I installed Arch Linux for the first time on January 5th, 2009. From that time till now, apart from a very brief stint with Debian for a few weeks, Arch has been my primary operating system.
I have re-installed it only once – after i wiped Debian. The rolling release system has kept my system up-to-date through these two years. yaourt and these days, clyde, help me with additional software I need from AUR.
The system so far hasn’t broken, or has never let me down when I really needed it. I was using KDE4 till 2011 January at least, and shortly after switched to using openbox + xcompmgr as a desktop, with a disconnected set of utilities including pcmanfm, Firefox 4, gnome-terminal, picasa, mplayer, feh, leafpad and emacs.
Why I’d recommend Arch Linux for a student/technically minded user :
- The system makes you learn about a GNU/Linux distribution and how it operates.
- The documentation is great – its the best I have seen so far, and beats even the mighty Ubuntu wiki.
- Its simple to install and once configured, can be left alone. Updating can be delegated to a cron job.
- Customizing a package is easy via ABS.
- Maintaining a package via AUR is easy because of the great packaging tools.
- The tools are simple and get out of your way to help you get things done – no dialogs asking you to click next and provides clear and concise messages as to whats going on.

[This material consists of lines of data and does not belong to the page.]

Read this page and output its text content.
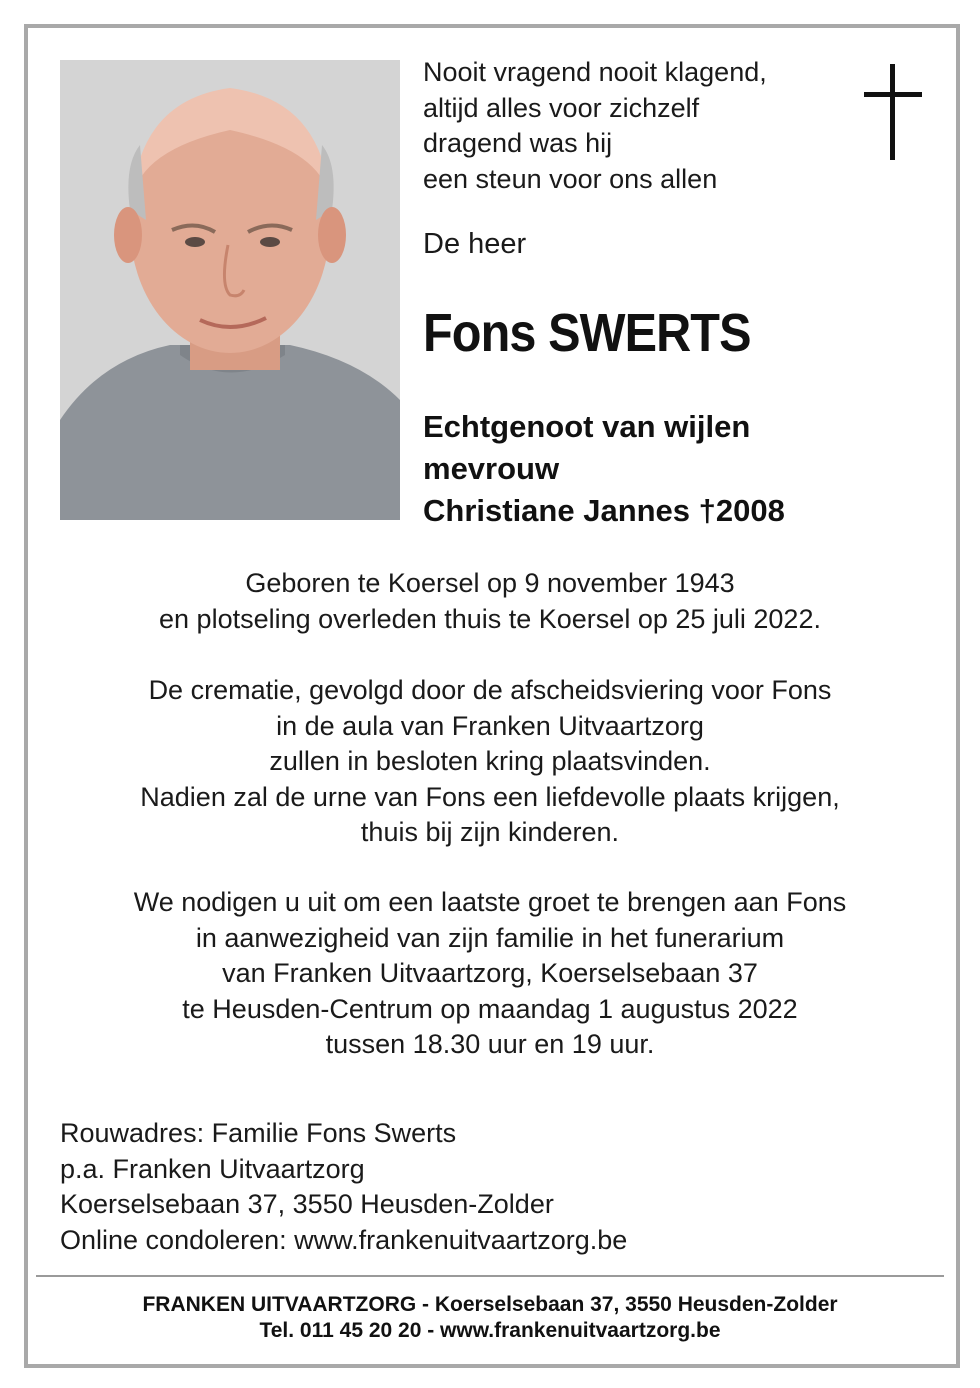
Nooit vragend nooit klagend,
altijd alles voor zichzelf
dragend was hij
een steun voor ons allen
De heer
Fons SWERTS
Echtgenoot van wijlen
mevrouw
Christiane Jannes †2008
Geboren te Koersel op 9 november 1943
en plotseling overleden thuis te Koersel op 25 juli 2022.
De crematie, gevolgd door de afscheidsviering voor Fons
in de aula van Franken Uitvaartzorg
zullen in besloten kring plaatsvinden.
Nadien zal de urne van Fons een liefdevolle plaats krijgen,
thuis bij zijn kinderen.
We nodigen u uit om een laatste groet te brengen aan Fons
in aanwezigheid van zijn familie in het funerarium
van Franken Uitvaartzorg, Koerselsebaan 37
te Heusden-Centrum op maandag 1 augustus 2022
tussen 18.30 uur en 19 uur.
Rouwadres: Familie Fons Swerts
p.a. Franken Uitvaartzorg
Koerselsebaan 37, 3550 Heusden-Zolder
Online condoleren: www.frankenuitvaartzorg.be
FRANKEN UITVAARTZORG - Koerselsebaan 37, 3550 Heusden-Zolder
Tel. 011 45 20 20 - www.frankenuitvaartzorg.be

- Package maintainers, IRC channel, forums and mailing lists are all friendly. Not in the spoon feeding way, but in the teaching you to fish way.
- If there is broadband, then you can safely setup the system for anyone and run an automated update every month or so. It will simply *work*.
- Features a simpler BSD style init that’s far easier to understand and maintain
- Killer feature : New packages arrive fast – very fast. Arch users usually get the latest version of their popular desktops a few hours after the release announcement. This is one of the reasons why Arch is one of the best OS’s to have KDE4 running on – bug fix releases arrive fast.
Why I won’t recommend Arch Linux to everyone :
- No GUI installer.
- Default installer doesn’t install a graphical desktop.
- Requires reading documentation ( quality documentation, lot of it).
- Some packages may not be available at all – you’d have to roll your own
- Requires fiddling with configuration files
- Requires broadband – this is a must if you want an up to date system.
- There are no particular “versions”. If people run into issues, they cannot simply say that they are running a particular version of Arch when reporting an issue.
I haven’t stuck this long with a distribution except for Slackware. ( I like Arch because this is what Slackware should be, IMHO).
If you haven’t tried it yet, you can either start off with Chakra, which is a distro based off Arch that comes with KDE or you can simply install Arch. Read the “The Beginner’s guide” which will walk you through the installation – it is well maintained and covers everything. It teaches you to fish.

I love using arch, but updating it without broadband is pain.
Well, its only as difficult as updating any other distro in a similar circumstance.